I.e. he is welcome to say something along the lines of, "Church law defines Marriage as a sacrament to be administered by the Roman Catholic Church, and therefore the Mother Church shall set the prerequisites, terms and conditions of Marriage as she sees fit, much as the Church defines, regulates and administers the other sacraments, such as Confession and the Eucharist." Which is a perfectly cromulent and actually intelligent argument, but for the fact that Hains knows perfectly well that North Carolina (and every other state in the country) is not following Church law, nor is the secular institution of marriage formally related to the Catholic sacrament of marriage in any way but the most superficial. Acknowledging that secular law merely has a grudging tolerance for Catholic capital-M Marriage as a ceremony associated with the secular processes of licensing and witnesses, etc., and that secular law is perfectly willing to ignore Catholic law when it comes to everything else--specifically to ending marriages (Marriage, of course, is only terminated by annulment or death)--that's a losing argument that diminishes the Church's pretensions of authority, and Hains probably knows it. Because not only does that argument, perfectly valid in its premises and conclusions, not win any secular recognition, it doesn't even win any points with the Catholics' ostensible co-religionists, the Protestants who don't recognize Papal authority in their sacraments, either.
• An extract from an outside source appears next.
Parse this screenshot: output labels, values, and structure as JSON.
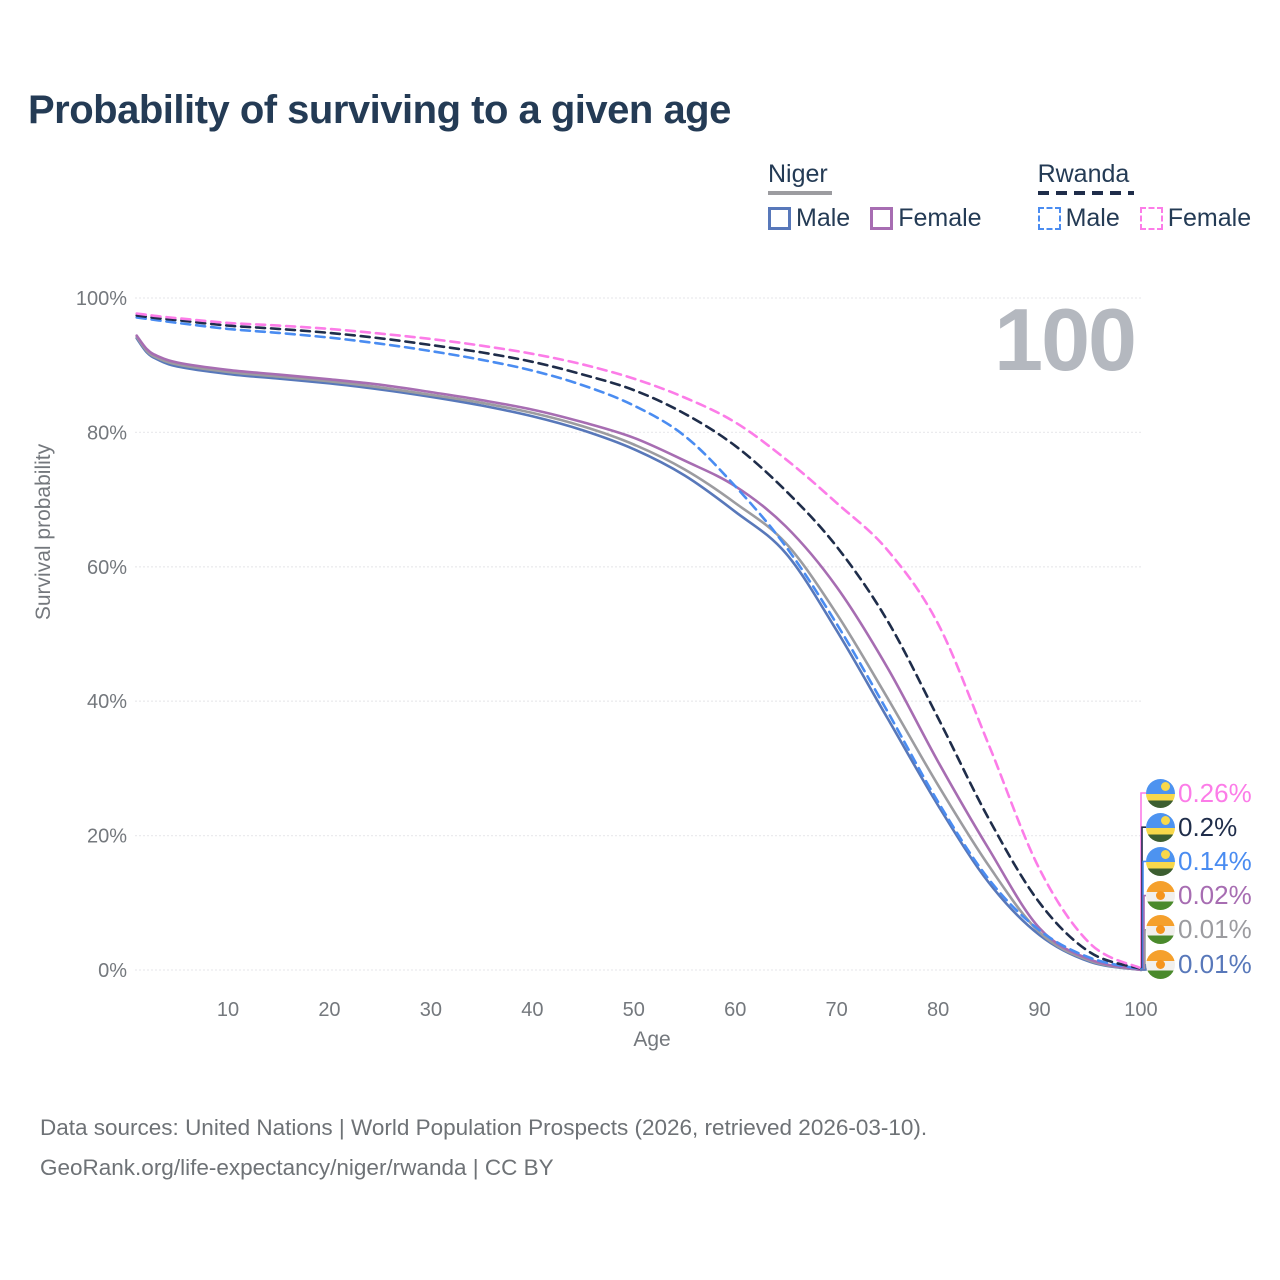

So Hains makes a broadly appealing argument that is utterly retarded and easily demolished. He doesn't have to say something stupid. But he chose to, and I think it's fair game as a dumb quote. Especially since he isn't the only one who makes this tired, ridiculous argument about the purpose of marriage being procreation.

(That argument, by the way, isn't just an affront to gays and lesbians: it's also a slight against straights who can't have or don't want children, but would like to get married anyway for sentimental or legal reasons.)

Let's have a reality check, here: it is highly improbable that any couple, gay or straight, would go and try to get married in a church that doesn't want them. And if, for some stupid reason, the couple did try that, there's no reason a church of whatever stripe couldn't turn them down; I'm not Catholic, my girlfriend isn't Catholic, none of our immediate family are Catholic, I can't imagine we'd go to a Catholic church if we wanted to get married and I don't see why the Church would have to let us defile their sacraments by marrying us against their own tenets and articles of faith.

So what Hains et al. are trying to ban isn't the religious institution they're all so inordinately proud of. (Inordinately, yes: I think serial philanderer Newt Gingrich is clearly a bigger threat to the Catholic sacrament of marriage than every gay, lesbian, bisexual, transgender, or what-have-you in the United States put together; but I imagine the Church still hasn't excommunicated him even though his divorce would have been grounds for it once-upon-a-time.) What Hains and his ilk are trying to ban is the secular institution--the license, the justice of the peace, the legal recognition given to spouses, etc. Of course, they're doing that to try to protect their long-lost legal authority: they wish they could still make a head of state crawl to Rome on his hands and knees (the Catholics' Protestant counterparts no doubt have similarly impotent fantasies of the days church officers' held similar sway). But they don't get to do that, do they?

Tom Tuesday, February 28, 2012 at 4:00:00 PM EST  

Thanks, Eric! Your comment was even better than the original post. By the end you had me grinnin' and chuckelin'.

Eloquent and intelligent! Yay!

Warner Wednesday, February 29, 2012 at 11:17:00 AM EST  

I believe, and am not going to check, that Newt's first two marriages were before he became Catholic. If true they don't count. 30+ years ago a Catholic girl friend checked on this as I had been married and was either divorced or in the process.